Le Conseil d’Etat relève que la période de dix ans pendant laquelle ce contrôle s’exercera sur les anciens militaires est particulièrement longue pour un dispositif de ce type. Il invite le Gouvernement à mieux expliquer dans l’étude d’impact les raisons de ce choix et souligne qu’il appartiendra au ministre de la défense, dans l’exercice de son droit d’opposition, de tenir compte, parmi d’autres éléments d’appréciation, de l’écoulement du temps. Par ailleurs, il note que ce dispositif, de nature préventive, ne s’appliquera pas aux activités entrant dans le champ de l’obligation de déclaration préalable exercées par des militaires préalablement à la date de l’entrée en vigueur de la loi. Il considère enfin que les sanctions administratives et pénales prévues en cas de méconnaissance de l’obligation de déclaration préalable ou de non-respect de l’opposition du ministre sont adéquates et non disproportionnées.

Sur la transmission d’informations par l’autorité judiciaire aux services de renseignement en matière de crimes contre l’humanité ou de crimes et délits de guerre 

27. Les articles 706-25-2 et 706-105-1 du code de procédure pénale (CPP) prévoient que, par dérogation au secret de l’enquête et de l’instruction garanti par l’article 11 du même code, le procureur de la République antiterroriste et le procureur de la République de Paris peuvent, pour les procédures ouvertes en matière, respectivement, de terrorisme et de cybercriminalité ou de certaines affaires de criminalité organisée, communiquer aux services de renseignement ou aux services de l’Etat désignés pour répondre aux attaques informatiques, de leur propre initiative ou à la demande de ces services, des éléments figurant dans ces procédures nécessaires à l’exercice de leurs missions dans ces matières. Si la procédure fait l’objet d’une information, cette communication ne peut intervenir qu’avec l’avis favorable du juge d’instruction, lequel peut également y procéder lui-même. Le projet de loi étend cette possibilité de transmission d’informations par le procureur de la République antiterroriste à celles recueillies dans le cadre de procédures ouvertes en matière de crimes contre l’humanité et de crimes et délits de guerre (article 628-8-1 du CPP). 

28. Le Conseil d’Etat estime que cette extension constitue une dérogation au secret de l’enquête et de l’instruction qui est légitime au regard de son objectif et proportionnée à celui-ci quant à ses destinataires, limités en l’espèce aux seuls services de renseignement dits du premier cercle, sans possibilité de retransmission des informations reçues par eux à d’autres services, notamment étrangers ou internationaux.
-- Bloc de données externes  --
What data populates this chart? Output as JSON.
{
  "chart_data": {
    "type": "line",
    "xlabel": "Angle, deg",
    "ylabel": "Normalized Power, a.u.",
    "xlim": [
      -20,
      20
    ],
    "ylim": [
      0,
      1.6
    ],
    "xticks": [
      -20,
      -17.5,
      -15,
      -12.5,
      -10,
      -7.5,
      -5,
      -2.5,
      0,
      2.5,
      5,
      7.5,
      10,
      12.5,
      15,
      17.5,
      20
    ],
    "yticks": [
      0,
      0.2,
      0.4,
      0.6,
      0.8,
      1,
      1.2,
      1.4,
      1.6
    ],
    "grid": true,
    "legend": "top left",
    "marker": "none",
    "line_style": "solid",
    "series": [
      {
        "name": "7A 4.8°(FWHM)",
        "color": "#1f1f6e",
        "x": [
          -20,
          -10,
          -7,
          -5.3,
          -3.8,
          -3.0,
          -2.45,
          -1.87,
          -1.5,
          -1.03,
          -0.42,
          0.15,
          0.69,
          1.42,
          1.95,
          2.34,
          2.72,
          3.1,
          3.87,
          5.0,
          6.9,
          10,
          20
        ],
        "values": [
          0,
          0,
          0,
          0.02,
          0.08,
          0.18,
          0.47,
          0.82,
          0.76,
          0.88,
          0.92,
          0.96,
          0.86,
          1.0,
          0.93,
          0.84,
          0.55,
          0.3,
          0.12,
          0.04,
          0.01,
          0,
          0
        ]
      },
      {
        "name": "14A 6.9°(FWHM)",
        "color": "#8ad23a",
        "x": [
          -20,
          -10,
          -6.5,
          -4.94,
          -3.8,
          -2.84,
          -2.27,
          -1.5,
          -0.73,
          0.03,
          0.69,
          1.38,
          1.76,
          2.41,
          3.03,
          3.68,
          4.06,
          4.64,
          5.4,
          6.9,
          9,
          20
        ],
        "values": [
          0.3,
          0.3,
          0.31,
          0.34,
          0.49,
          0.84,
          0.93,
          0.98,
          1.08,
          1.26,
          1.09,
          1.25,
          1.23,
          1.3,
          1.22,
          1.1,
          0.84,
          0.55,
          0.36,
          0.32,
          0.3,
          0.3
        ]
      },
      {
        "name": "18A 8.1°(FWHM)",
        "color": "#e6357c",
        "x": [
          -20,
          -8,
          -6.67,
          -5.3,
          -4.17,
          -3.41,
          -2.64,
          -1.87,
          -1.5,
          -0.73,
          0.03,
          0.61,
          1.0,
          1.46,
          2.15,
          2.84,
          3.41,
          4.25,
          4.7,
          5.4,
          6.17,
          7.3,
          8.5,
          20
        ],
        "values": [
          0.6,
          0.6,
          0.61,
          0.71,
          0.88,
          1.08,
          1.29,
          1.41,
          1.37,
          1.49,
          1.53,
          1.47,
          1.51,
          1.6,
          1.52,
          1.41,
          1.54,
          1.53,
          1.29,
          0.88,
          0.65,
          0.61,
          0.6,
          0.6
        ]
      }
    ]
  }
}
Il considère toutefois, comme il l’a indiqué dans son avis sur une lettre rectificative au projet de loi relatif à la prévention d’actes de terrorisme et au renseignement (AG, avis du 6 mai 2021, n° 402791) que, pour limiter l’atteinte portée au secret de l’enquête et de l’instruction, à la protection de la vie privée et à la présomption d’innocence, le champ des informations susceptibles d’être transmises doit être limité à certaines finalités. Il propose en conséquence de compléter le texte pour circonscrire cette possibilité de transmission aux éléments nécessaires à l’exercice de celles des missions des services de renseignement qui sont liées à la défense et à la promotion de l’indépendance nationale, de l’intégrité du territoire et de la défense nationale, des intérêts majeurs de la politique étrangère, de l’exécution des engagements européens et internationaux de la France et de la prévention de toute forme d’ingérence étrangère, de la prévention du terrorisme, de la prévention de la criminalité et de la délinquance organisées et, enfin, de la prévention de la prolifération des armes de destruction massive (1°, 2°, 4°, 6° et 7° de l’article L. 811-3 du code de la sécurité intérieure). 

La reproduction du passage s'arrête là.